Los gálatas no habían sido adoradores de Yahwéh. No habían sido observadores de los días santos de Yahwéh, sino que habían sido adoradores de «los que no son deidades.» Por lo tanto, el error que los gálatas estaban cometiendo no era la observancia de los sábados de Yahwéh, sino el regresar a la observancia de los días, meses, estaciones, y años que observaban antes en honor a las deidades paganas. En tiempos modernos estos días equivalen a Navidad, Domingo, Easter, Cuaresma, Halloween, y otros por el estilo llamados santos por Roma. Este pasaje de ninguna manera anula el cuarto mandamiento del Decálogo y el deber de los creyentes de santificar las festividades de Yahwéh.
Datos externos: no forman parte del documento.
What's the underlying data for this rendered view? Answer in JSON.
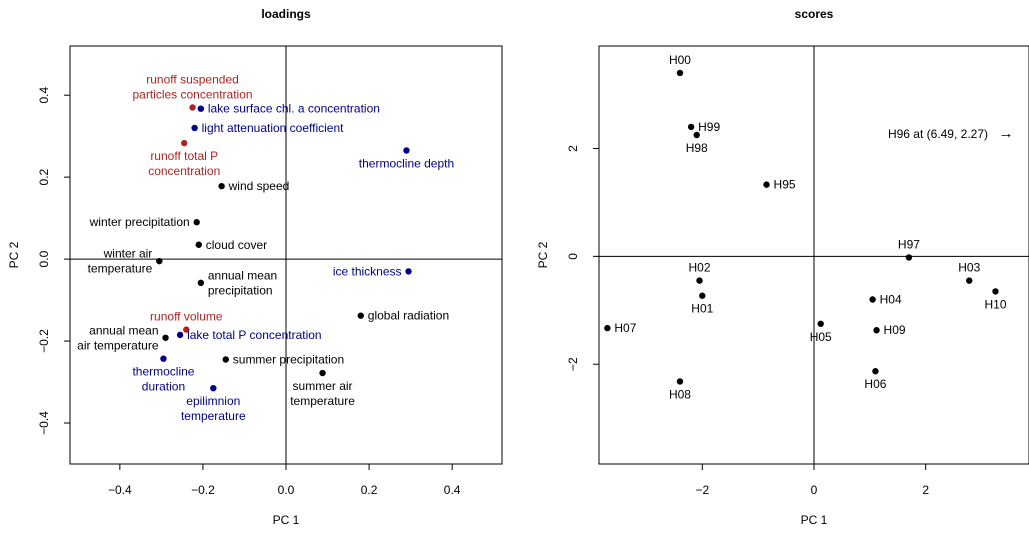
{
  "colors": {
    "black": "#000000",
    "red": "#b22222",
    "blue": "#00008b"
  },
  "chart_data": [
    {
      "type": "scatter",
      "title": "loadings",
      "xlabel": "PC 1",
      "ylabel": "PC 2",
      "xlim": [
        -0.52,
        0.52
      ],
      "ylim": [
        -0.5,
        0.52
      ],
      "xticks": [
        -0.4,
        -0.2,
        0.0,
        0.2,
        0.4
      ],
      "xtick_labels": [
        "−0.4",
        "−0.2",
        "0.0",
        "0.2",
        "0.4"
      ],
      "yticks": [
        -0.4,
        -0.2,
        0.0,
        0.2,
        0.4
      ],
      "ytick_labels": [
        "−0.4",
        "−0.2",
        "0.0",
        "0.2",
        "0.4"
      ],
      "grid": false,
      "reference_lines": {
        "x": 0,
        "y": 0
      },
      "points": [
        {
          "x": -0.225,
          "y": 0.37,
          "color": "red",
          "lines": [
            "runoff suspended",
            "particles concentration"
          ],
          "label_pos": "above"
        },
        {
          "x": -0.205,
          "y": 0.367,
          "color": "blue",
          "lines": [
            "lake surface chl. a concentration"
          ],
          "label_pos": "right"
        },
        {
          "x": -0.22,
          "y": 0.32,
          "color": "blue",
          "lines": [
            "light attenuation coefficient"
          ],
          "label_pos": "right"
        },
        {
          "x": -0.245,
          "y": 0.283,
          "color": "red",
          "lines": [
            "runoff total P",
            "concentration"
          ],
          "label_pos": "below"
        },
        {
          "x": 0.29,
          "y": 0.265,
          "color": "blue",
          "lines": [
            "thermocline depth"
          ],
          "label_pos": "below"
        },
        {
          "x": -0.155,
          "y": 0.178,
          "color": "black",
          "lines": [
            "wind speed"
          ],
          "label_pos": "right"
        },
        {
          "x": -0.215,
          "y": 0.09,
          "color": "black",
          "lines": [
            "winter precipitation"
          ],
          "label_pos": "left"
        },
        {
          "x": -0.21,
          "y": 0.035,
          "color": "black",
          "lines": [
            "cloud cover"
          ],
          "label_pos": "right"
        },
        {
          "x": -0.305,
          "y": -0.005,
          "color": "black",
          "lines": [
            "winter air",
            "temperature"
          ],
          "label_pos": "left"
        },
        {
          "x": 0.295,
          "y": -0.03,
          "color": "blue",
          "lines": [
            "ice thickness"
          ],
          "label_pos": "left"
        },
        {
          "x": -0.205,
          "y": -0.058,
          "color": "black",
          "lines": [
            "annual mean",
            "precipitation"
          ],
          "label_pos": "right"
        },
        {
          "x": 0.18,
          "y": -0.138,
          "color": "black",
          "lines": [
            "global radiation"
          ],
          "label_pos": "right"
        },
        {
          "x": -0.24,
          "y": -0.172,
          "color": "red",
          "lines": [
            "runoff volume"
          ],
          "label_pos": "above"
        },
        {
          "x": -0.255,
          "y": -0.185,
          "color": "blue",
          "lines": [
            "lake total P concentration"
          ],
          "label_pos": "right"
        },
        {
          "x": -0.29,
          "y": -0.192,
          "color": "black",
          "lines": [
            "annual mean",
            "air temperature"
          ],
          "label_pos": "left"
        },
        {
          "x": -0.295,
          "y": -0.243,
          "color": "blue",
          "lines": [
            "thermocline",
            "duration"
          ],
          "label_pos": "below"
        },
        {
          "x": -0.145,
          "y": -0.245,
          "color": "black",
          "lines": [
            "summer precipitation"
          ],
          "label_pos": "right"
        },
        {
          "x": 0.088,
          "y": -0.278,
          "color": "black",
          "lines": [
            "summer air",
            "temperature"
          ],
          "label_pos": "below"
        },
        {
          "x": -0.175,
          "y": -0.315,
          "color": "blue",
          "lines": [
            "epilimnion",
            "temperature"
          ],
          "label_pos": "below"
        }
      ]
    },
    {
      "type": "scatter",
      "title": "scores",
      "xlabel": "PC 1",
      "ylabel": "PC 2",
      "xlim": [
        -3.85,
        3.85
      ],
      "ylim": [
        -3.85,
        3.9
      ],
      "xticks": [
        -2,
        0,
        2
      ],
      "xtick_labels": [
        "−2",
        "0",
        "2"
      ],
      "yticks": [
        -2,
        0,
        2
      ],
      "ytick_labels": [
        "−2",
        "0",
        "2"
      ],
      "grid": false,
      "reference_lines": {
        "x": 0,
        "y": 0
      },
      "points": [
        {
          "x": -2.4,
          "y": 3.4,
          "label": "H00",
          "label_pos": "above"
        },
        {
          "x": -2.2,
          "y": 2.4,
          "label": "H99",
          "label_pos": "right"
        },
        {
          "x": -2.1,
          "y": 2.25,
          "label": "H98",
          "label_pos": "below"
        },
        {
          "x": -0.85,
          "y": 1.33,
          "label": "H95",
          "label_pos": "right"
        },
        {
          "x": 1.7,
          "y": -0.02,
          "label": "H97",
          "label_pos": "above"
        },
        {
          "x": 2.78,
          "y": -0.45,
          "label": "H03",
          "label_pos": "above"
        },
        {
          "x": 3.25,
          "y": -0.65,
          "label": "H10",
          "label_pos": "below"
        },
        {
          "x": -2.05,
          "y": -0.45,
          "label": "H02",
          "label_pos": "above"
        },
        {
          "x": -2.0,
          "y": -0.73,
          "label": "H01",
          "label_pos": "below"
        },
        {
          "x": 1.05,
          "y": -0.8,
          "label": "H04",
          "label_pos": "right"
        },
        {
          "x": 0.12,
          "y": -1.25,
          "label": "H05",
          "label_pos": "below"
        },
        {
          "x": 1.12,
          "y": -1.37,
          "label": "H09",
          "label_pos": "right"
        },
        {
          "x": -3.7,
          "y": -1.33,
          "label": "H07",
          "label_pos": "right"
        },
        {
          "x": 1.1,
          "y": -2.13,
          "label": "H06",
          "label_pos": "below"
        },
        {
          "x": -2.4,
          "y": -2.32,
          "label": "H08",
          "label_pos": "below"
        }
      ],
      "offscale_annotation": {
        "text": "H96 at (6.49, 2.27)",
        "y": 2.27,
        "arrow": "→"
      }
    }
  ]
}
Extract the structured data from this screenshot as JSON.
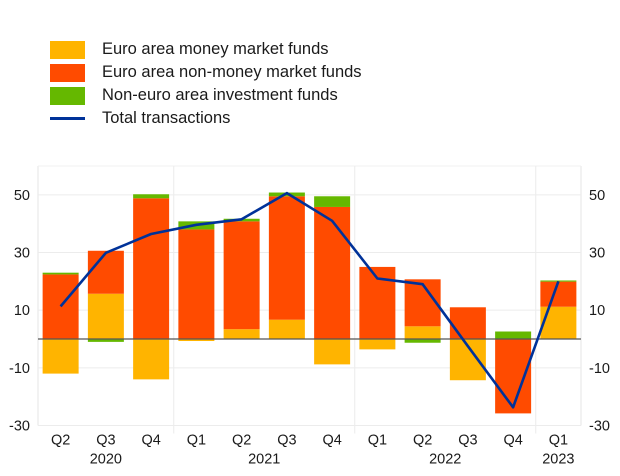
{
  "chart_data": {
    "type": "bar",
    "stacked": true,
    "title": "",
    "xlabel": "",
    "ylabel": "",
    "ylim": [
      -30,
      60
    ],
    "yticks": [
      -30,
      -10,
      10,
      30,
      50
    ],
    "ytick_labels": [
      "-30",
      "-10",
      "10",
      "30",
      "50"
    ],
    "grid": true,
    "legend_position": "top-left",
    "categories": [
      "Q2 2020",
      "Q3 2020",
      "Q4 2020",
      "Q1 2021",
      "Q2 2021",
      "Q3 2021",
      "Q4 2021",
      "Q1 2022",
      "Q2 2022",
      "Q3 2022",
      "Q4 2022",
      "Q1 2023"
    ],
    "quarter_labels": [
      "Q2",
      "Q3",
      "Q4",
      "Q1",
      "Q2",
      "Q3",
      "Q4",
      "Q1",
      "Q2",
      "Q3",
      "Q4",
      "Q1"
    ],
    "year_labels": [
      {
        "label": "2020",
        "start": 0,
        "end": 2
      },
      {
        "label": "2021",
        "start": 3,
        "end": 6
      },
      {
        "label": "2022",
        "start": 7,
        "end": 10
      },
      {
        "label": "2023",
        "start": 11,
        "end": 11
      }
    ],
    "series": [
      {
        "name": "Euro area money market funds",
        "kind": "bar",
        "color": "#FFB400",
        "values": [
          -12.0,
          15.7,
          -14.0,
          -0.7,
          3.4,
          6.7,
          -8.8,
          -3.6,
          4.4,
          -14.3,
          0.0,
          11.2
        ]
      },
      {
        "name": "Euro area non-money market funds",
        "kind": "bar",
        "color": "#FF4B00",
        "values": [
          22.4,
          14.9,
          48.8,
          38.0,
          37.4,
          42.8,
          45.8,
          25.0,
          16.3,
          11.0,
          -25.8,
          8.7
        ]
      },
      {
        "name": "Non-euro area investment funds",
        "kind": "bar",
        "color": "#65B800",
        "values": [
          0.6,
          -1.0,
          1.4,
          2.8,
          0.9,
          1.3,
          3.7,
          0.0,
          -1.3,
          0.0,
          2.6,
          0.4
        ]
      },
      {
        "name": "Total transactions",
        "kind": "line",
        "color": "#003299",
        "values": [
          11.3,
          29.9,
          36.4,
          39.6,
          41.5,
          50.6,
          41.0,
          21.0,
          19.0,
          -2.5,
          -23.7,
          20.0
        ]
      }
    ]
  }
}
Las iglesias modernas de la cristiandad no observan las Fiestas y Sábados de Yahwéh, pero es porque sus pastores no les han enseñado mejor. Muchos detestan todo lo que salga de Jerusalem, y así se han apartado tanto como es posible de las Escrituras Hebreas, y han instituido fiestas eclesiásticas que toman el lugar de aquéllas ordenadas por Yahwéh.

Pero es un hecho histórico que los discípulos primitivos del Mesías seguían el camino hebreo en su adoración de Yahwéh en la fe de Yahshúa, hasta que sucumbieron a la influencia pagana de Roma.

La historia nos dice: «Los judíos cristianos [Nazarenos] de Palestina retuvieron la ley mosaica entera (con excepción de la ceremonial) y por consiguiente las festividades judías.» –Historia Eclesiástica, vol. 1, cap. 2, sec. 30, por Gieseler,

Pablo mandó a las iglesias establecidas en lugares paganos que fueran «seguidores de las congregaciones de Yahwéh en Judea que están en el Mesías Yahshúa» (1Tes. 2:14), no de Roma.

Que Yahwéh ayude a cada lector a ver estas cosas objetivamente, y que investigue las sendas antiguas por donde han caminado los santos de otros tiempos.

(Damos un tratamiento más amplio a este tema en nuestro folleto Las Citas Sagradas.)